See exactly how your loan is paid down — payment by payment — with a year-by-year breakdown of principal, interest, and remaining balance.
Amortization Schedule (Yearly)
This table summarizes each year of your loan — how much principal and interest you pay, and your balance at year-end. In the early years most of each payment is interest; the principal portion grows as the balance shrinks.
How Amortization Works
Amortization is the process of paying off a loan with equal periodic payments. Each payment is split between interest (calculated on the current balance) and principal (the rest). Because the balance falls over time, the interest portion shrinks and the principal portion grows with every payment.
Why Early Payments Are Mostly Interest
At the start of a loan the balance is at its highest, so the monthly interest charge is large and little of your payment goes to principal. This is why making extra principal payments early in a loan has an outsized effect on total interest.

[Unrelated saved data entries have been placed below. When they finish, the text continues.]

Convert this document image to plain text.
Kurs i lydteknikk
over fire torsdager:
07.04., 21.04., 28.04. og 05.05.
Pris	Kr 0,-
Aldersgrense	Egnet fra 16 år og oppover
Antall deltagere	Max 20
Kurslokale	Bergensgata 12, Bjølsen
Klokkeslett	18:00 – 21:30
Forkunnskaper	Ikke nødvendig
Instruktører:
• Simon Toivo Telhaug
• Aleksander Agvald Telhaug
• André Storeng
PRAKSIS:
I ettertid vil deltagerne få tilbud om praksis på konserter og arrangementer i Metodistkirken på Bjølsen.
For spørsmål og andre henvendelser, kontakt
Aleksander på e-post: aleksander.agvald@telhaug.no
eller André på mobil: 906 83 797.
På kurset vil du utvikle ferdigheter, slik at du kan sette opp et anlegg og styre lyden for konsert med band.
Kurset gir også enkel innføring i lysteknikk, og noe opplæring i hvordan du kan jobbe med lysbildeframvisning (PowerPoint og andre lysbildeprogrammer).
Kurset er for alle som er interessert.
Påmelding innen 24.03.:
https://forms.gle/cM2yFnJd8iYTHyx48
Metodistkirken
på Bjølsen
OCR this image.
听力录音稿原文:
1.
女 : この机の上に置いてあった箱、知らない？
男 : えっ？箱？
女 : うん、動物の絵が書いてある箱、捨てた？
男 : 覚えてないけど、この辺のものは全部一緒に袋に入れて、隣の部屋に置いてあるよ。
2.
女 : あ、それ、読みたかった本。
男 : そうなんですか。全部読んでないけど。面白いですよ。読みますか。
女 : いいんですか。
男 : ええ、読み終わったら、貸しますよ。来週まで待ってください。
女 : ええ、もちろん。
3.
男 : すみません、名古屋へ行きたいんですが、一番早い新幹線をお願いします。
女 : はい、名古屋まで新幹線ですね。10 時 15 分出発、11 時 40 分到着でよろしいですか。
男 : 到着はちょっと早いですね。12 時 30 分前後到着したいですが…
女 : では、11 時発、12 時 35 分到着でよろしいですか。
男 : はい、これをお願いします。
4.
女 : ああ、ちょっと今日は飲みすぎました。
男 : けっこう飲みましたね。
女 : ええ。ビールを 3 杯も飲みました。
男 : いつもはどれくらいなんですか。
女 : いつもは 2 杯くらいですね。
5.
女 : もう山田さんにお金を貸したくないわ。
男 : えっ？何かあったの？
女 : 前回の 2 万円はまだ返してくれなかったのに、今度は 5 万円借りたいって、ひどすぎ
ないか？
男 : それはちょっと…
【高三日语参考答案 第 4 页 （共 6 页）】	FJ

Tip: One extra payment per year on a 30-year mortgage can cut roughly four to six years off the loan and save tens of thousands in interest.
Using the Schedule
Lenders provide an amortization schedule so you can see your payoff trajectory and the interest you'll pay over the life of the loan. Comparing schedules at different rates or terms is one of the clearest ways to understand the true cost of borrowing.
Frequently Asked Questions
What does amortization mean?
Amortization means spreading a loan into equal payments over time. Each payment covers the interest due that period plus a portion of the principal, so the balance steadily falls to zero by the final payment.
Why is most of my early payment interest?
Interest is charged on your outstanding balance, which is highest at the start. So early payments are mostly interest and little principal. As the balance drops, more of each payment goes to principal.
How can I pay off an amortized loan faster?
Make extra payments toward principal, especially early in the loan. Even small additional amounts reduce the balance that future interest is calculated on, shortening the term and lowering total interest.
Does this calculator handle mortgages?
Yes. The amortization math is identical for mortgages, auto loans, and personal loans. For a mortgage, remember your actual monthly payment may also include property taxes and insurance, which this schedule does not include.
What is the difference between the term and the amortization period?
For most consumer loans they are the same. In some commercial loans the payment is amortized over a long period but the balance is due (balloon) at the end of a shorter term.